49

Case No. 7,043.

13FED.CAS.—4

INGLE v. COLLARD.

[1 Cranch, C. C. 152.]1

Circuit Court, District of Columbia.

Dec. Term, 1803.

PLEADING AT LAW—VARIANCE—VERDICT.

A verdict does not cure a variance between the covenant alleged in the declaration and that produced on oyer.

Verdict at last term for plaintiff. [Case No. 7,042.]

Mr. Mason, for defendant, moved in arrest of judgment; that the breach set forth in the declaration is not a breach of the covenant produced upon oyer. Collard was only bound to refund in case the money which Ingle had paid before the date of the agreement, and the money paid by Ingle afterward to the workmen employed by White, and the money paid by Ingle for materials delivered, should amount to more than the whole house should be valued at by George Blagden. But the breach alleged is, that Ingle had paid to White more money than he was entitled to receive for materials and workmanship, without saying any thing of the money advanced before the agreement, which the defendant had not refunded.

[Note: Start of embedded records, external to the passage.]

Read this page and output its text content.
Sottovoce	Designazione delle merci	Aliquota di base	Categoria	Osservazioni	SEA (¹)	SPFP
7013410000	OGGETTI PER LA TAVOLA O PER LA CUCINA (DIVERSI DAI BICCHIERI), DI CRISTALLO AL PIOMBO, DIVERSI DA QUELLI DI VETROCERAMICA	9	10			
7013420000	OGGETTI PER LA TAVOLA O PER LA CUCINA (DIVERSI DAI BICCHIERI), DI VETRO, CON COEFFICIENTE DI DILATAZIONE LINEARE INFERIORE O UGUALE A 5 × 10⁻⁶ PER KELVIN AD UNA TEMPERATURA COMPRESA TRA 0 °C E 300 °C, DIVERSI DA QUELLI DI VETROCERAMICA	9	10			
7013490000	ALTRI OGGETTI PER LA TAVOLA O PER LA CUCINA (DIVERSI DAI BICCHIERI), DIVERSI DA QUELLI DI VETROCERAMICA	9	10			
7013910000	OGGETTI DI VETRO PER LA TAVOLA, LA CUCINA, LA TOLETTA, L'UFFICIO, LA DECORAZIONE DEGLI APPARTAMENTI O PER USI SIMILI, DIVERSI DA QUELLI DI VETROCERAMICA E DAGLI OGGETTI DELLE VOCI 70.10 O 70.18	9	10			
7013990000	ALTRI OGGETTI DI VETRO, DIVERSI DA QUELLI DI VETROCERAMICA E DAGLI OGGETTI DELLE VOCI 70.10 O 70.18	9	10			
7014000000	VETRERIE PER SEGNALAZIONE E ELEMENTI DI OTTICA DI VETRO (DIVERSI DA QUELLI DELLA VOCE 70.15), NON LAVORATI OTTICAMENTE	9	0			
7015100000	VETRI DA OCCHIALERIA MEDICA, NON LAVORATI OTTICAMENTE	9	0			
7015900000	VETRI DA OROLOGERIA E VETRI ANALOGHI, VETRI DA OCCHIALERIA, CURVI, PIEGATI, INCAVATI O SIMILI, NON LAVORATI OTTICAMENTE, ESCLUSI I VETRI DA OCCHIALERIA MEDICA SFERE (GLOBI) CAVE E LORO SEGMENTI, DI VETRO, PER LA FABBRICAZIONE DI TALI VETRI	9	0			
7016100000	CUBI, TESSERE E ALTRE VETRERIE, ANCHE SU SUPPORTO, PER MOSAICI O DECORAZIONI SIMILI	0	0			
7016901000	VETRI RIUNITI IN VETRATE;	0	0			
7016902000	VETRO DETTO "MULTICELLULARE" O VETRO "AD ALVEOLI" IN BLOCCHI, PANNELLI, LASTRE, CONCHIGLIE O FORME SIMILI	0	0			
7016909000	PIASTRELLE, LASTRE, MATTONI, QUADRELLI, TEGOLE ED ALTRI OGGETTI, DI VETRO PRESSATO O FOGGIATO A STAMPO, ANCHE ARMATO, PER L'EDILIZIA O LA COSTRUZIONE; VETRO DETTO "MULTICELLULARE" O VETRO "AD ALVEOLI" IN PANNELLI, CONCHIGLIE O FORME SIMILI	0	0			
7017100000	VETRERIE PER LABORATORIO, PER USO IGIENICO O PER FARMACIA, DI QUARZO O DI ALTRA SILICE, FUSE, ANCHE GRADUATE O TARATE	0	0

J. B. Key, for plaintiff, contra. Ingle avers a general performance of his part. The breach is well alleged in substance. The plea follows the breach, and the issue is correctly joined. A general assignment of a breach of a general covenant is sufficient Esp. Dig. N. P. 298.

Mr. Mason in reply. The breach assigned must be clearly of a matter within the covenant Esp. Dig. N. P. 299.

Judgment arrested. See Rushton v. Aspinall, 2 Doug. 683.